Having grown up in Orlando, as a senior Sherry Magee was known as the “friendliest person” at Colonial High School. Her infectious, high-energy personality would be a driving force in her flourishing career. With a genuine love of meeting people, a passion for building relationships and impacting the community, she is most proud of the long-term relationships she has made in and around Central Florida.
After graduating from the University of Central Florida with a business degree in marketing, Magee knew she wanted to go on and work for a community-based organization. Her first professional role was working for Bishop Moore High School in their development office. There, she learned the basics of fundraising — the importance of articulating a clear message, developing genuine relationships, compiling robust databases and how to listen to donors. These are skills which she continues to use today.
When she began to work for United Medical Corporation in 2002, she was an effective company spokesperson.
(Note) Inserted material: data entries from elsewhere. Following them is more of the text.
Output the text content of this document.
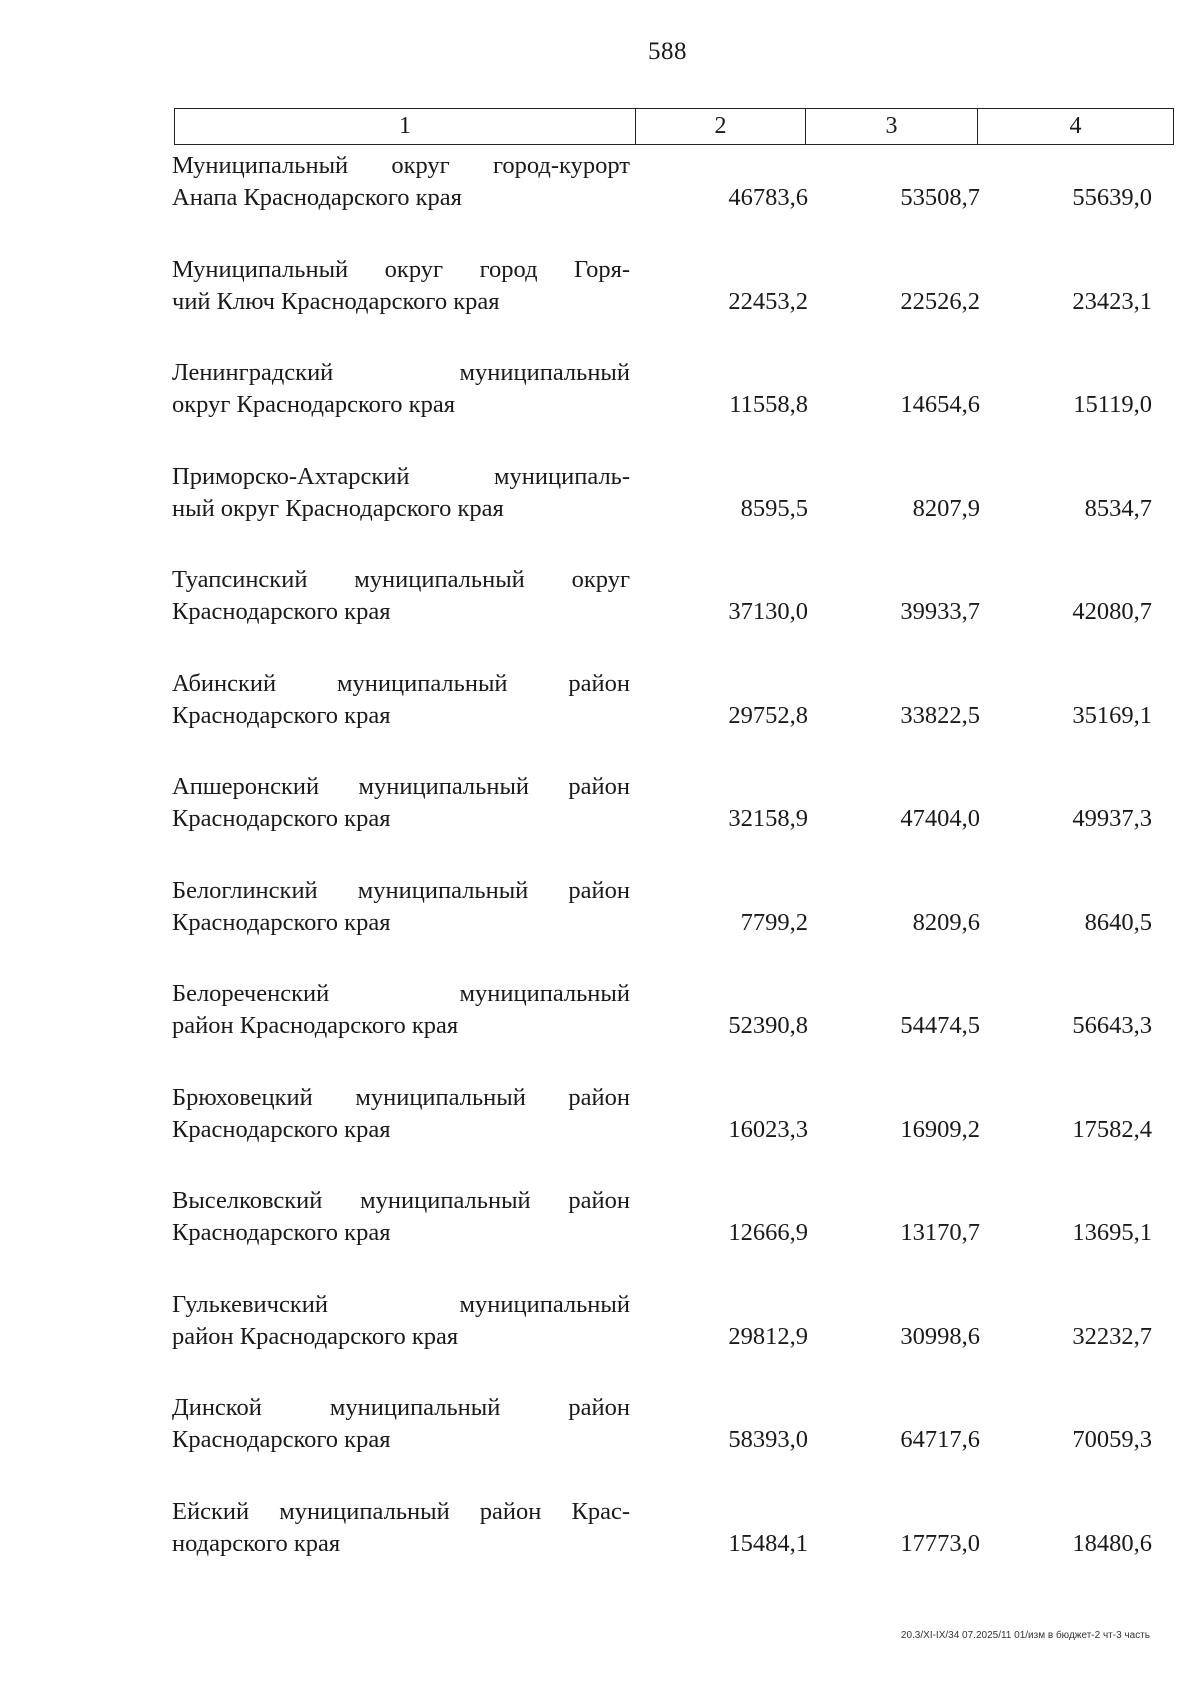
588
1	2	3	4
Муниципальный округ город-курорт
Анапа Краснодарского края	46783,6	53508,7	55639,0
Муниципальный округ город Горя-
чий Ключ Краснодарского края	22453,2	22526,2	23423,1
Ленинградский муниципальный
округ Краснодарского края	11558,8	14654,6	15119,0
Приморско-Ахтарский муниципаль-
ный округ Краснодарского края	8595,5	8207,9	8534,7
Туапсинский муниципальный округ
Краснодарского края	37130,0	39933,7	42080,7
Абинский муниципальный район
Краснодарского края	29752,8	33822,5	35169,1
Апшеронский муниципальный район
Краснодарского края	32158,9	47404,0	49937,3
Белоглинский муниципальный район
Краснодарского края	7799,2	8209,6	8640,5
Белореченский муниципальный
район Краснодарского края	52390,8	54474,5	56643,3
Брюховецкий муниципальный район
Краснодарского края	16023,3	16909,2	17582,4
Выселковский муниципальный район
Краснодарского края	12666,9	13170,7	13695,1
Гулькевичский муниципальный
район Краснодарского края	29812,9	30998,6	32232,7
Динской муниципальный район
Краснодарского края	58393,0	64717,6	70059,3
Ейский муниципальный район Крас-
нодарского края	15484,1	17773,0	18480,6
20.3/XI-IX/34 07.2025/11 01/изм в бюджет-2 чт-3 часть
And while working with David Dizney, UMC’s president and CEO, she became an effective businessperson. “Where most people say, ‘It’s not worth it,’ an entrepreneur sees the possibility and then challenges his team to make it happen. He taught me to look at projects in terms of ‘under what circumstances would this plan work’ instead of immediately outlining all of the reasons it won’t,” Magee said.
Today, Magee is vice president of communications and public affairs at CNL Financial Group, a privately held investment company specializing in real estate and alternative investments. In her role, she oversees media relations, internal communications, community relations and public affairs initiatives, where she is involved in a wide array of activities including developing strategic alliances around important community endeavors.
Inspired by the mentors in her life and the entrepreneurial spirit at CNL, Magee gave this sage advice to women starting off their careers. “I would tell them whatever role they are in to learn absolutely everything they can about their business. Find out how it makes money, and think about what you can do each and every day to affect the bottom line. I would also say to value people, not titles. You never know who will be the one to help you when you need it most and you can always learn something from everyone. And realize that you are not your title. There is a big difference.”